Garfield-kh / TM2D

[ICCV 2023] TM2D: Bimodality Driven 3D Dance Generation via Music-Text Integration
77 stars 3 forks source link

set mismatching between gt and pred #19

Open u7079256 opened 2 weeks ago

u7079256 commented 2 weeks ago

I encountered an issue while evaluating with the script located at /home/mluo/aigeeks/mmv2/tm2d_60fps/eval4bailando/metrics_new_axm.py Specifically, there is a size mismatch between pred_features_k and gt_features_k found in lines 58 and 59. pred_features_k has dimensions (40, 72), whereas gt_features_k measures (1363, 72). The size of gt_features_k seems close to the total number of entries in the AIST++ dataset, suggesting a discrepancy where the ground truth features should ideally match the prediction in size.

Additionally, the prediction features are extracted from motions corresponding in length to raw audio, typically around 2000 fps. Could you clarify if the ground truth features provided in the Google Drive are extracted from motions of similar lengths, or if they derive from entries under new_joint_vecs? If it's the latter, this could explain the temporal dimension mismatch between prediction and ground truth.
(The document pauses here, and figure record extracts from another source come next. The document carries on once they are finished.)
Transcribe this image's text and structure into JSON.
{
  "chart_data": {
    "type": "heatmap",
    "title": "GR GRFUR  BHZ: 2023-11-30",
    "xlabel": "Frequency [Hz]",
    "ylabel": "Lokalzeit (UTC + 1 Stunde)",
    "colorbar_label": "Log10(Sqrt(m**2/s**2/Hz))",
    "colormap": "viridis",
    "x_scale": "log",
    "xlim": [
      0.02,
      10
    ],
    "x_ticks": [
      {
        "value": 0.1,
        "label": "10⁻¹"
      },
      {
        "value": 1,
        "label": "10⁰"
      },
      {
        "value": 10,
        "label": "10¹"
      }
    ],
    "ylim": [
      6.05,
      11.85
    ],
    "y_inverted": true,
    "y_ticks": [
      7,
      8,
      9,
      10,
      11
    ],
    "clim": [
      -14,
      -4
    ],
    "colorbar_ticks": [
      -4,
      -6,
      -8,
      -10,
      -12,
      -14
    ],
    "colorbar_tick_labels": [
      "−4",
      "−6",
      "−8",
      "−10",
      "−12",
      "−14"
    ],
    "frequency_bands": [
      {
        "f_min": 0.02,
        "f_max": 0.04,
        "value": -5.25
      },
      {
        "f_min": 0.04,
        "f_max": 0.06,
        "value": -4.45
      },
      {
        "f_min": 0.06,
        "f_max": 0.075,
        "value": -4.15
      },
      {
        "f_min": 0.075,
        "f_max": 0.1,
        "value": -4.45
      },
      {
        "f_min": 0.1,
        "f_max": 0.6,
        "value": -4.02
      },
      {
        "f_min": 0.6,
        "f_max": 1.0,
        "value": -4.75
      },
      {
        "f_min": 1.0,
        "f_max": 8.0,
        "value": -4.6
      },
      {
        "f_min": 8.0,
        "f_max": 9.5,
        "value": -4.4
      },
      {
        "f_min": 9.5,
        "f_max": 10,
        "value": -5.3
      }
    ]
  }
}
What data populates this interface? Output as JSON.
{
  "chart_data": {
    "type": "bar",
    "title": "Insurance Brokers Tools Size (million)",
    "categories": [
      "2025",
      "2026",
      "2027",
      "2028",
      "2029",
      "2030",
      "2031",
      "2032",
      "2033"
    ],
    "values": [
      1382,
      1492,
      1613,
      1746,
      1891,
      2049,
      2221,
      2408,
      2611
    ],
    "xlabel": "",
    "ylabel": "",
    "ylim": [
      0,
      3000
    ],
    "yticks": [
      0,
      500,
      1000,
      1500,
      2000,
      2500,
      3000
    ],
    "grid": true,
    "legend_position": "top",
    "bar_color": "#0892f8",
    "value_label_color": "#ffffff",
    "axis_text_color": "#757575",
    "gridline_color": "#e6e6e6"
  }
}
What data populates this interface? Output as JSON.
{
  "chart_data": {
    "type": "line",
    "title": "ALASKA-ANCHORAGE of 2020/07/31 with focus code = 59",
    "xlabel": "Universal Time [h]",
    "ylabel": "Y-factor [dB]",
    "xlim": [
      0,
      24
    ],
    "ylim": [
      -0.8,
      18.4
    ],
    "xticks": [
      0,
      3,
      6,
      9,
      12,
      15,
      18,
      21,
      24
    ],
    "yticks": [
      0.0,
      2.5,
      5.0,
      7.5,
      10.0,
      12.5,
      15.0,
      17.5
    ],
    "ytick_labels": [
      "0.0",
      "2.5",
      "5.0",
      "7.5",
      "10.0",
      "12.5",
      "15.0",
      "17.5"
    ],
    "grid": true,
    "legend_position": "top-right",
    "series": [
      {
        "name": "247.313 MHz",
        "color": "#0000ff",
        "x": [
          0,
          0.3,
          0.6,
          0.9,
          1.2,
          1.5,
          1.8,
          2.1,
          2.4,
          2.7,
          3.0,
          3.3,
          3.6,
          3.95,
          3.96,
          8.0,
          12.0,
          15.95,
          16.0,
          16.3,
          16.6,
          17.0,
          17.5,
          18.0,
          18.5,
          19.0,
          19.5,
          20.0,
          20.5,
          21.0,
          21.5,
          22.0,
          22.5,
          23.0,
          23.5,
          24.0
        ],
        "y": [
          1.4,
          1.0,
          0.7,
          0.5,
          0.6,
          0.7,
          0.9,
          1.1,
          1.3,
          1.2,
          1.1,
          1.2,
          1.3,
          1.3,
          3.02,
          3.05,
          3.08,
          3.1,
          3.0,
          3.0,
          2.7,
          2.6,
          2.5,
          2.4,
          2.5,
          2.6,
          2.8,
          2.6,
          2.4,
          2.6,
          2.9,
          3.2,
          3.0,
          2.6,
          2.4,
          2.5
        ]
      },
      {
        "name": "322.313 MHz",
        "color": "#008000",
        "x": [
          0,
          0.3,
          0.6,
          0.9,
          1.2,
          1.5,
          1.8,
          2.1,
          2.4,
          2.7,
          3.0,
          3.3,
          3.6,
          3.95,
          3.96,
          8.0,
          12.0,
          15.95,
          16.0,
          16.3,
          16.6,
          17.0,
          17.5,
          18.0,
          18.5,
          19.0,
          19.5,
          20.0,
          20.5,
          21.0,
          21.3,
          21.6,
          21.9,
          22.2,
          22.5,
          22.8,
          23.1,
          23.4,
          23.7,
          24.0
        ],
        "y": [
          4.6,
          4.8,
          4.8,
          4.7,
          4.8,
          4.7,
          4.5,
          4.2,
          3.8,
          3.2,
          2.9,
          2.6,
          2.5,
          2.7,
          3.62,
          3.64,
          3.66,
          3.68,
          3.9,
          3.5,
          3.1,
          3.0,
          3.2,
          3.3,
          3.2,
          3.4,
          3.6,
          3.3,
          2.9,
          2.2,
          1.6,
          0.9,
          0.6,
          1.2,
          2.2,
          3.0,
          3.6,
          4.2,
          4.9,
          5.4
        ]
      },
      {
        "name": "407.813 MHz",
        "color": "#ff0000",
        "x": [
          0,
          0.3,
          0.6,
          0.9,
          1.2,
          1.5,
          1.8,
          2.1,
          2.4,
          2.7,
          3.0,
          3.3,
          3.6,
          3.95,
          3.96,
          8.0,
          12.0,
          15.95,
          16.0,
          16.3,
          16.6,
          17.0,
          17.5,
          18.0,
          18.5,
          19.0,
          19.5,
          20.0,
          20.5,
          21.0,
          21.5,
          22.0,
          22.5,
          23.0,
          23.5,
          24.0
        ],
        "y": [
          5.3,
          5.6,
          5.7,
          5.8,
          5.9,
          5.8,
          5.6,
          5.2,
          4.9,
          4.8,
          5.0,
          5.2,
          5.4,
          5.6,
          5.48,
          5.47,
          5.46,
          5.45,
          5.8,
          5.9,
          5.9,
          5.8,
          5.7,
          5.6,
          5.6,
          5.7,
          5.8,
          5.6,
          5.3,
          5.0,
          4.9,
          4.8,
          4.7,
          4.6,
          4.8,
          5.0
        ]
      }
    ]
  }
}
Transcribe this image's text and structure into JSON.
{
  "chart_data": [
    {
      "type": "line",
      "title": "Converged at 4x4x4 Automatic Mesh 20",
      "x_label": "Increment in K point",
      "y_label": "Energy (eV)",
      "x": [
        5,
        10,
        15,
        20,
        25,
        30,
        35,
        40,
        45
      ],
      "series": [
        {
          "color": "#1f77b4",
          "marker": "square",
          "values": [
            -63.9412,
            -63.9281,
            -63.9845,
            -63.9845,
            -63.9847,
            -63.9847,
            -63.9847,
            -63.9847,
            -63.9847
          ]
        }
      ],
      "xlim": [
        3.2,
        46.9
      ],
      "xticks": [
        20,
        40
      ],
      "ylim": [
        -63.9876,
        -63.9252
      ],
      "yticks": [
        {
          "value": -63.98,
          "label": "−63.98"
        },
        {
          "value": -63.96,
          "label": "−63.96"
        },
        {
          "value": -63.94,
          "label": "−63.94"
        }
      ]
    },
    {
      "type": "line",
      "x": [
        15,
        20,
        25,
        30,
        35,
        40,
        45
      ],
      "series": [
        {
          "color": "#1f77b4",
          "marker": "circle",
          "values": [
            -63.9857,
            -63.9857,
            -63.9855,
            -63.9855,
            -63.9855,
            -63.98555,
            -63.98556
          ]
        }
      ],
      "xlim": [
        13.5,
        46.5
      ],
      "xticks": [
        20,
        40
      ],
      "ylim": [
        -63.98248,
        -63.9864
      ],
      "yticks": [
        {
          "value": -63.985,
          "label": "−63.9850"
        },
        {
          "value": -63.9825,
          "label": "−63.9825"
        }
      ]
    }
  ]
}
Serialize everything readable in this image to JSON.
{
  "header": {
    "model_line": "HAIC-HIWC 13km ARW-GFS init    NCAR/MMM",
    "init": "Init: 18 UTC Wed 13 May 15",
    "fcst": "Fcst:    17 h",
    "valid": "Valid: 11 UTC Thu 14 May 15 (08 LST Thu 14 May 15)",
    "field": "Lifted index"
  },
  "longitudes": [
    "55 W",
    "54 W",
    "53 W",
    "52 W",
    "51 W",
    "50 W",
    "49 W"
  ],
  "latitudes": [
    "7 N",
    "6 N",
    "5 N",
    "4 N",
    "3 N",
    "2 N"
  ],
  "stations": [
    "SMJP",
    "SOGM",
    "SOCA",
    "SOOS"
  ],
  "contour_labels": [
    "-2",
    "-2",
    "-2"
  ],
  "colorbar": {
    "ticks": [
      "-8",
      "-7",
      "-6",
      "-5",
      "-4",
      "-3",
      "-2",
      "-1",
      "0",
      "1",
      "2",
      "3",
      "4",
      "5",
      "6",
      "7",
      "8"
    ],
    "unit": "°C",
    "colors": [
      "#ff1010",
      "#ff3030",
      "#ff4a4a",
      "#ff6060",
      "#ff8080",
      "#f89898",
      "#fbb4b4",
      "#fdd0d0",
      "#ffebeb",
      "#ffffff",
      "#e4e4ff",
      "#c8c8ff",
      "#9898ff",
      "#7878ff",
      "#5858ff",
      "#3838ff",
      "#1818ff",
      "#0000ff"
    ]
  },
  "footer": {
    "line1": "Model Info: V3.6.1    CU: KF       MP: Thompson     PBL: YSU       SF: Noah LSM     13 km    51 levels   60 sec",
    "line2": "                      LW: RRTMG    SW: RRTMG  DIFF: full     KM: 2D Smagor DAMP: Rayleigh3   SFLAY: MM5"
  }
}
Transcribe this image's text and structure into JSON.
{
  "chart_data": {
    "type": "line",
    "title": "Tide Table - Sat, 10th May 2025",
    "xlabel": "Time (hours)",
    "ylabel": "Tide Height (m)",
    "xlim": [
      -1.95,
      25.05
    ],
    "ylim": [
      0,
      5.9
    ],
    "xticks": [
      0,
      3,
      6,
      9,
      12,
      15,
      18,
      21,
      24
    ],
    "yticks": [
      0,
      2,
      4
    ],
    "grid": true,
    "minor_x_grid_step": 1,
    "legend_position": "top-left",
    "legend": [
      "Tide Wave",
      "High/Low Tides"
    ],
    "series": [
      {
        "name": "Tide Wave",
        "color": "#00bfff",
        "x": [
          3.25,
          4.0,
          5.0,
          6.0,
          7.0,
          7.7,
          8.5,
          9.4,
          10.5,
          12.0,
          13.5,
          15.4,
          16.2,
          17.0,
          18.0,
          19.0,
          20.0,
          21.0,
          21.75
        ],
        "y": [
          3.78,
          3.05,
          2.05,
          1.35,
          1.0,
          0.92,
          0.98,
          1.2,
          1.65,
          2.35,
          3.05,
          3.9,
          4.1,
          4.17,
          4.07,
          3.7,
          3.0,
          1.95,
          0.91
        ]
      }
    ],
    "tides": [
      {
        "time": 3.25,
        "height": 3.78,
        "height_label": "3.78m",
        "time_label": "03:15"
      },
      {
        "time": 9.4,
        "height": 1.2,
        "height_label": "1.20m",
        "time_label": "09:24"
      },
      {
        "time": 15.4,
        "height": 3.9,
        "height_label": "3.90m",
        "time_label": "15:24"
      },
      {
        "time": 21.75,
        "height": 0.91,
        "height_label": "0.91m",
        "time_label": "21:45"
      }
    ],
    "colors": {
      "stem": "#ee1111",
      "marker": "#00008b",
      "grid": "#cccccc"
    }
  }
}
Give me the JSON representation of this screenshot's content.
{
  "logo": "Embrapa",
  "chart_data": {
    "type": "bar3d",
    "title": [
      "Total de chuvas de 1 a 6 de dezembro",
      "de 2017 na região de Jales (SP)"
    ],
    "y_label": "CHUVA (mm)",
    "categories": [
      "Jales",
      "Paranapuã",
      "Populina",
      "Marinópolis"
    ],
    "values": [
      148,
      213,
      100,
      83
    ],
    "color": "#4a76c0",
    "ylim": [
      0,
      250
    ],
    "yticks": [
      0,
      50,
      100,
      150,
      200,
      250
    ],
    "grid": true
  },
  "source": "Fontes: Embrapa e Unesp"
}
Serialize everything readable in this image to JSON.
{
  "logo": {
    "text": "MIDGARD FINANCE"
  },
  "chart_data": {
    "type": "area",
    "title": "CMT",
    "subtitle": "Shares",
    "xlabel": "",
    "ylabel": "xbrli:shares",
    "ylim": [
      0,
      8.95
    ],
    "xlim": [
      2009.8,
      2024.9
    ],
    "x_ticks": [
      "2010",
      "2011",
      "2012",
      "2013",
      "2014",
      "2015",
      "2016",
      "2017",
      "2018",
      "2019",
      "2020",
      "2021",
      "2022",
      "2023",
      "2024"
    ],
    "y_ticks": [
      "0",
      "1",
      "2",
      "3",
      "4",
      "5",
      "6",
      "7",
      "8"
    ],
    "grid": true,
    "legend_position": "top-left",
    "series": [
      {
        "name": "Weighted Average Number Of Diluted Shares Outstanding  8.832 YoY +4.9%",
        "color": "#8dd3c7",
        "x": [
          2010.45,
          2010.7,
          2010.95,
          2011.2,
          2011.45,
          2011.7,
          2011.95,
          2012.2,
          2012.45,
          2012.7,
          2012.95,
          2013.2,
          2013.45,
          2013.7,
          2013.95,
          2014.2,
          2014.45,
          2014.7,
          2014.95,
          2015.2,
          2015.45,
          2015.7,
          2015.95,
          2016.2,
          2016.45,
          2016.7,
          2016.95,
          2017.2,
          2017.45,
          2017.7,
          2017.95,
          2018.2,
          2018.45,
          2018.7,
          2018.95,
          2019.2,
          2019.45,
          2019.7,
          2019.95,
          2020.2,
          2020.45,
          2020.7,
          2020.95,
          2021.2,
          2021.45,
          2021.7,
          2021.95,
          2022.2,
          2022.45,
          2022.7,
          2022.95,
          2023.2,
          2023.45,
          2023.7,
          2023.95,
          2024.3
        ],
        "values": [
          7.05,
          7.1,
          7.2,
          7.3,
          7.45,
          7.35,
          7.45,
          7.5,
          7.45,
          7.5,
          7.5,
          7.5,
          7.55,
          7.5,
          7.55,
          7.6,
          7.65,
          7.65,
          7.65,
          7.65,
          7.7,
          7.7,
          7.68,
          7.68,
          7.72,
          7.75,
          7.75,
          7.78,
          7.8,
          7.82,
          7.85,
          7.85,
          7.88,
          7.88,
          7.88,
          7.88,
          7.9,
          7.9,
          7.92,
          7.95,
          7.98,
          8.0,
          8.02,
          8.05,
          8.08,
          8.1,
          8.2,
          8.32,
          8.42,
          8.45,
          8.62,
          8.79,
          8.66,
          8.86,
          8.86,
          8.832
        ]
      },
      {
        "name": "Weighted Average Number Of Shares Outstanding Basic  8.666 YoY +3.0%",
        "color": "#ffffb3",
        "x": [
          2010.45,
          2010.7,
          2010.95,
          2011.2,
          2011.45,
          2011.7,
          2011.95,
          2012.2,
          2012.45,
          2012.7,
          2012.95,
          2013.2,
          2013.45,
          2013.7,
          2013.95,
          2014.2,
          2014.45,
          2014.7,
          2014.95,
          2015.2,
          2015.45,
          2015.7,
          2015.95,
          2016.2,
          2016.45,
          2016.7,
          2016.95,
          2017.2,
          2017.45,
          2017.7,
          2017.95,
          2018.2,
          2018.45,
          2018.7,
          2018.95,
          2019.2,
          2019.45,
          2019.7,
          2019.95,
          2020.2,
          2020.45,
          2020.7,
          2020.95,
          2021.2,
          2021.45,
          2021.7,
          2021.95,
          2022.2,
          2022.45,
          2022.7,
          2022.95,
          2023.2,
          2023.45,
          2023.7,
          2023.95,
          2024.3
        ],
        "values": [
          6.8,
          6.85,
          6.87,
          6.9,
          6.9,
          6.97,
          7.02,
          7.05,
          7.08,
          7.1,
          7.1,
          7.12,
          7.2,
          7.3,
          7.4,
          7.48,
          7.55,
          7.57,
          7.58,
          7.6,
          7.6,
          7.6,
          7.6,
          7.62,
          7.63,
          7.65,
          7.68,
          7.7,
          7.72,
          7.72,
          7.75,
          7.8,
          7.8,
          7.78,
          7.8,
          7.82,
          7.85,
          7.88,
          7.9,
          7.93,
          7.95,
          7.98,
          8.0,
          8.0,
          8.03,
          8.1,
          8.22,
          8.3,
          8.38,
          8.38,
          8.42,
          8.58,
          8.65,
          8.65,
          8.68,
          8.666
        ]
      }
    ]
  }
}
Upon reviewing the raw JSON file, I noticed that the dance_array length aligns with new_joint_vecs. Given this, could you provide access to the raw motion dataset that matches the length of the raw audio from music_array? This would help in ensuring that the evaluations are performed under consistent conditions.

Thank you for looking into this matter.

Garfield-kh commented 1 week ago

Hi for the metrics_new_axm.py, I followed the evaluation from lisiyao21/Bailando/blob/main/utils/metrics_new.py, could you check this issue in Bailando to see?